Il PRIVILEGIO dei PRIVILEGI !!!

———- Sono passati quasi 2 anni, da quando il principe Harry ha piantato baracca e burattini ed e’ volato lontano; aprendo una delle più profonde e pubbliche spaccature della famiglia reale. Dopo essere svolazzato via dalla tossicità di Buckingham Palace, ha continuato ad infierire contro la corona, insultando in diverse occasioni padre e fratello. 

E’ venuto meno alla regola fondamentale “never complain never explain”; criticando la vita di corte, il potere dei tabloid, le dure e rigide direttive di palazzo ed il principio deleterio di reprimere i sentimenti.
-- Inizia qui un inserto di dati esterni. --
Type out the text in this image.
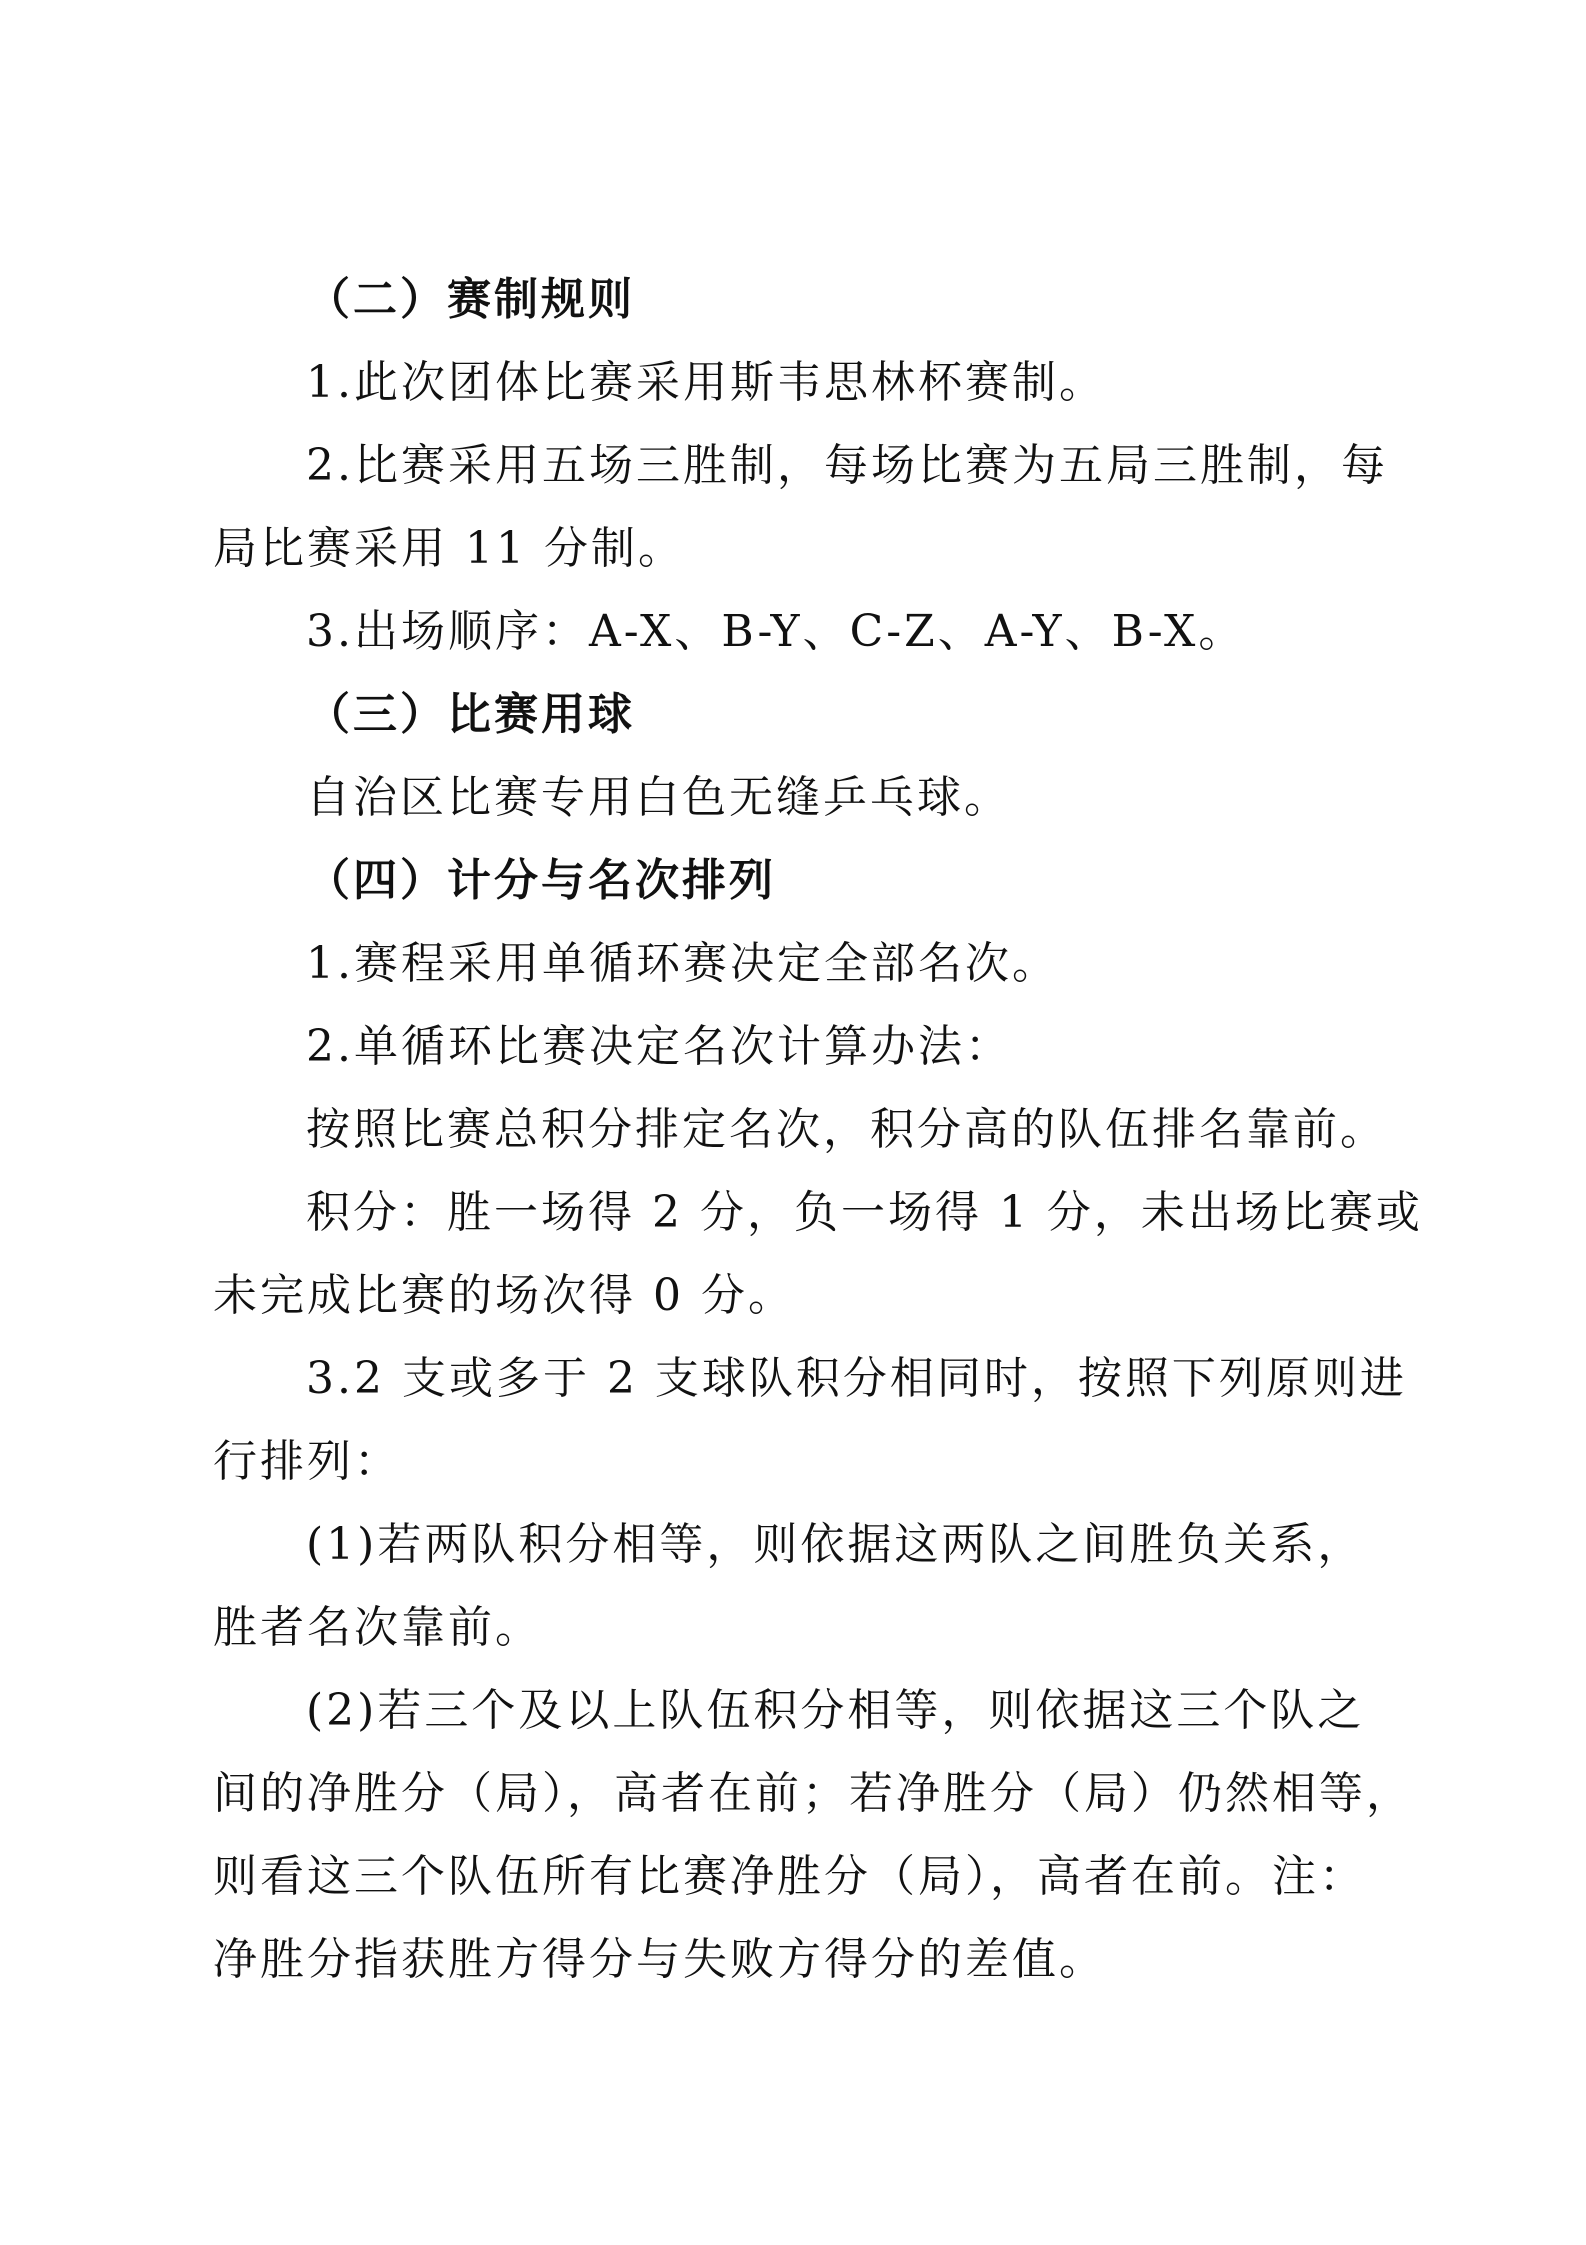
（二）赛制规则
1.此次团体比赛采用斯韦思林杯赛制。
2.比赛采用五场三胜制，每场比赛为五局三胜制，每
局比赛采用 11 分制。
3.出场顺序：A-X、B-Y、C-Z、A-Y、B-X。
（三）比赛用球
自治区比赛专用白色无缝乒乓球。
（四）计分与名次排列
1.赛程采用单循环赛决定全部名次。
2.单循环比赛决定名次计算办法：
按照比赛总积分排定名次，积分高的队伍排名靠前。
积分：胜一场得 2 分，负一场得 1 分，未出场比赛或
未完成比赛的场次得 0 分。
3.2 支或多于 2 支球队积分相同时，按照下列原则进
行排列：
(1)若两队积分相等，则依据这两队之间胜负关系，
胜者名次靠前。
(2)若三个及以上队伍积分相等，则依据这三个队之
间的净胜分（局），高者在前；若净胜分（局）仍然相等，
则看这三个队伍所有比赛净胜分（局），高者在前。注：
净胜分指获胜方得分与失败方得分的差值。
Siamo tutti saliti sul treno di Harry e Meghan, schiacciati dalla freddezza e dalla rigidità della monarchia inglese. I fuggitivi, grazie all’ingente eredità di Diana, sono riusciti a cambiare vita, trasferirsi oltre oceano, e comprare una lussuosa villa vicino ad Oprah Winfrey.

Entrambi in prima linea su tematiche e battaglie sociali e civili, Harry si e’ concentrato sul tema della salute mentale, raccontando gli anni bui e la spirale negativa in cui era sprofondato, dopo la morte prematura della madre.

Il suo ultimo intervento ha, però, scatenato non poche polemiche. Il Principe, infatti, si e’ lanciato in un excursus discutibile. L’insegnamento esistenziale del duca di Sussex e’ molto semplicistico: abbandonare il lavoro che non appaga e non rende felici. Più facile a dirsi che a farsi, soprattutto nel periodo post Covid, in cui in molti hanno perso il lavoro e hanno dovuto arrangiarsi per sopravvivere ed arrivare alla fine del mese. 

La presa di coscienza sulla salute mentale, ed il voler rincorrere il lavoro perfetto, non paga ne’ bollette ne’ affitto. Il privilegio dei privilegi, per eccellenza, e’ fare un lavoro che rende felici, ma la gente comune e’ spesso costretta, per svariati motivi, ad accontentarsi per poter portare a casa la pagnotta. 

Il punto di partenza, l’importanza della salute mentale, del principe ribelle e’ rilevante e valido. Ma la responsabilità principale non deve cadere sul lavoratore infelice che non si dimette, ma sulla situazione economica che non permette facile transizione da un lavoro ad un altro, e sulla poca attenzione dei datori di lavoro nel creare un ambiente sano e vivibile.